From children’s TV to EastEnders, Jill Halfpenny’s certainly gets around – on TV that is. Her next role is in a Danny Boyle drama and she couldn’t be happier, as Keeley Bolger finds out
For someone who’s worked in showbiz for over 20 years, Jill Halfpenny still has bags of enthusiasm. But then, when you’re cast in Babylon, Danny Boyle’s new comedy drama for Channel 4, all-out enthusiasm is a given.
“Danny is one of the nicest directors I’ve ever worked with,” says Jill of the legendary Trainspotting director and creative brain behind the London 2012 Olympics opening ceremony.
“He’s so welcoming and involved, it’s a pleasure.”

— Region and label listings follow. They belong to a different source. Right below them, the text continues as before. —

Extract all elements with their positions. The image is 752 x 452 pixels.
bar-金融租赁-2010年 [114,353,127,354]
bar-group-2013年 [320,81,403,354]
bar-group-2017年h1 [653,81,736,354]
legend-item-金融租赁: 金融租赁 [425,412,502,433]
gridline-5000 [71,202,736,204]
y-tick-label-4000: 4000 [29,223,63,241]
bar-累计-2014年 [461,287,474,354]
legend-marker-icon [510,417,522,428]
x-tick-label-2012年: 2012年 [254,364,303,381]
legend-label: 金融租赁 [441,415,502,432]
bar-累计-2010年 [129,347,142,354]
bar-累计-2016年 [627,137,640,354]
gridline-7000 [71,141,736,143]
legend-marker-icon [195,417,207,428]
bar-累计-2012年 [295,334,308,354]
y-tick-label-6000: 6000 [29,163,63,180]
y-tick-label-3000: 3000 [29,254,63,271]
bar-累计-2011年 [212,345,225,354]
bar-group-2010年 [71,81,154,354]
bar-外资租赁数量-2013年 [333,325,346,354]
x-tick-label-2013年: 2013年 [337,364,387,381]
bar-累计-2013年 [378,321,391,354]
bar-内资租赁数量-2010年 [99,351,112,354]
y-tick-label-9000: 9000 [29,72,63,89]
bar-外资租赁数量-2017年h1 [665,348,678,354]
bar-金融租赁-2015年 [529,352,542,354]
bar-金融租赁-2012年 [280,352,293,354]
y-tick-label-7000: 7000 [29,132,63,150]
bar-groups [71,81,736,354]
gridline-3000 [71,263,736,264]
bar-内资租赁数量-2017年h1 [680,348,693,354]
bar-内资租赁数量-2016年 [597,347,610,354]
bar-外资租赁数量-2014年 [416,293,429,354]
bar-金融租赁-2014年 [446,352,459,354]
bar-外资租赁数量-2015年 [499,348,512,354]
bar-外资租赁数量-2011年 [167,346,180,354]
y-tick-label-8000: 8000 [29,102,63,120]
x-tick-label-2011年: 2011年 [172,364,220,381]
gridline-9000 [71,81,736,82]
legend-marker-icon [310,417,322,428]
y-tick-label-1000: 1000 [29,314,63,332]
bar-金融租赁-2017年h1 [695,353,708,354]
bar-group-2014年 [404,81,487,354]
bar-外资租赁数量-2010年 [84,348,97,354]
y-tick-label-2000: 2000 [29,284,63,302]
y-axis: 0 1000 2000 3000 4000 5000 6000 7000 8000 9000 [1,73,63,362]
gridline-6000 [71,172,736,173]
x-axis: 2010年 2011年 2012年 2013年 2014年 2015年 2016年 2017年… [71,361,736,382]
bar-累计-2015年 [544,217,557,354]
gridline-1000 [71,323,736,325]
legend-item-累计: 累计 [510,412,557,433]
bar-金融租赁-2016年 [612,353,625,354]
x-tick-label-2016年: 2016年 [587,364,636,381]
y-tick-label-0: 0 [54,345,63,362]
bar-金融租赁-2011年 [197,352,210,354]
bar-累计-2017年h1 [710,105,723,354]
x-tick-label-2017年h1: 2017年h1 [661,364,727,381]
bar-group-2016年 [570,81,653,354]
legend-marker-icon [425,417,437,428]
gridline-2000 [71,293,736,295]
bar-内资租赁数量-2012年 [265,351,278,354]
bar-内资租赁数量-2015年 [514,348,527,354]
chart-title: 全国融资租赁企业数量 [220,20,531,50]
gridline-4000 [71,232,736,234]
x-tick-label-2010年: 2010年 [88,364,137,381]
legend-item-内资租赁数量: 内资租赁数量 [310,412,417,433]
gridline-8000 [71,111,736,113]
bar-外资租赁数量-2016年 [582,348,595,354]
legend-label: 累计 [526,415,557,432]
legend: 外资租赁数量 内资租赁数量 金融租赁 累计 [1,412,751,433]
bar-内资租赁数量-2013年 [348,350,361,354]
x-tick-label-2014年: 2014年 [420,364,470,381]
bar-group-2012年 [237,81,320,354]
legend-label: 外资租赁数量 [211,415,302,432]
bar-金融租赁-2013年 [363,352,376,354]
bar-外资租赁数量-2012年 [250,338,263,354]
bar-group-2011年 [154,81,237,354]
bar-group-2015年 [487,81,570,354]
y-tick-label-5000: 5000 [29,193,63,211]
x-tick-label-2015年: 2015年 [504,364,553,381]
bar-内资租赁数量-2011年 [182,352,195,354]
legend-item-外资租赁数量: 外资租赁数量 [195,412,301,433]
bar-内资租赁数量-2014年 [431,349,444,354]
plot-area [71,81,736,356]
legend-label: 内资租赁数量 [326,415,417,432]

The new series will see Jill star alongside James Nesbitt, Peep Show actor Paterson Joseph and rising Hollywood actress and writer Brit Marling.
Written by Sam Bain and Jesse Armstrong, who penned Peep Show and Fresh Meat, it takes a wry look at the people and politics of London’s police force.
Satirical comedies and internationally-known directors may be a world apart from Jill’s modest beginnings, as fresh-faced teen queen Nicola Dobson in BBC One children’s drama Byker Grove, but the actress has always enjoyed a new challenge.
After playing nurse Rebecca in Coronation Street in the late Nineties, she spent three years in Walford as the beau of burly EastEnders bruiser Phil Mitchell, before leaving the confines of soapland and starring in West End productions of Abigail’s Party, Calendar Girls and Legally Blonde The Musical.
Yet it’s her early days on the Grove that Jill thinks have helped to shape her career most.
“Maybe my naivety when I was young has stood me in good stead, because I always thought an actor did everything,” says the actress, who has a five-year-old son, Harvey, with her ex-husband. “They do TV, theatre, radio, film – so I’ve never limited myself, or maybe I’m just lucky.”
Whether it’s luck or sheer hard work that’s helped Jill who’s also had roles in Waterloo Road, Peak Practice and Wild At Heart, she admits she was careful not to make a rod for her own back when she started out.
“For the first 10 years of my career, I purposely didn’t do musicals because once you do one, everyone goes, ‘Oh, she’s that one who sings’, and you go, ‘I did it once!’”
There’ll be little chance of singing and dancing in Babylon; Jill’s relishing the challenge of playing an officer in the Territorial Support Group (TSG), which is “basically the riot police”. In preparation, she met real-life TSG officers.
“We went to Kent and watched the officers do their riot training,” says Jill. “They built a mini village and had to create a riot situation with petrol bombs.”
But it wasn’t as action-packed as she’d expected.
“Danny said he likes to throw actors into situations where you’re like, ‘Oh God, what’s going on?’ He likes to give you a real flavour of what it’s like and with that job, there’s a lot of waiting around and a lot of the time, nothing’s happening,” she explains. “Some people in the TSG are glad nothing’s happening and some of them want something to happen.”
Boyle’s research and attention to detail made a deep impression on Jill, who waltzed to victory in the second series of Strictly Come Dancing.
“There was one really basic scene where the TSG are in a cafe, and there’s a guy who follows us around, films us and he’s outside on the phone chatting to his boss. That’s it,” recalls the actress, who was born in Gateshead.
“So we turn up at the cafe, which has black and white tiles, and Danny says, ‘Right, everyone take your coats off’. So we’re all in our stab vests and white shirts and Daniel Kaluuya, who plays the cameraman, is standing in front of the cafe with a dark jacket on with this bright orange hood. And Danny says, ‘It’s going to look like a black and white shot [except for] this big orange hood of Daniel’s’.
“It’s essentially a scene which is five seconds long but visually, he made it so beautiful. I love the way he thinks so much about every single thing he does. It’s inspiring.”
Jill says she hasn’t felt a drop off in roles as she’s got older – not that she wants to sing and shout about that, mind.
“I haven’t found that to be the case yet,” she says. “I’m 38, and maybe if you ask me in 10 years time, I may have a different answer.
“It’s hard enough being in this industry sometimes, I don’t want to take on those opinions,” she adds. “The more you think something like that, the more you bring that stuff to you.
“I keep an open mind and see what happens.”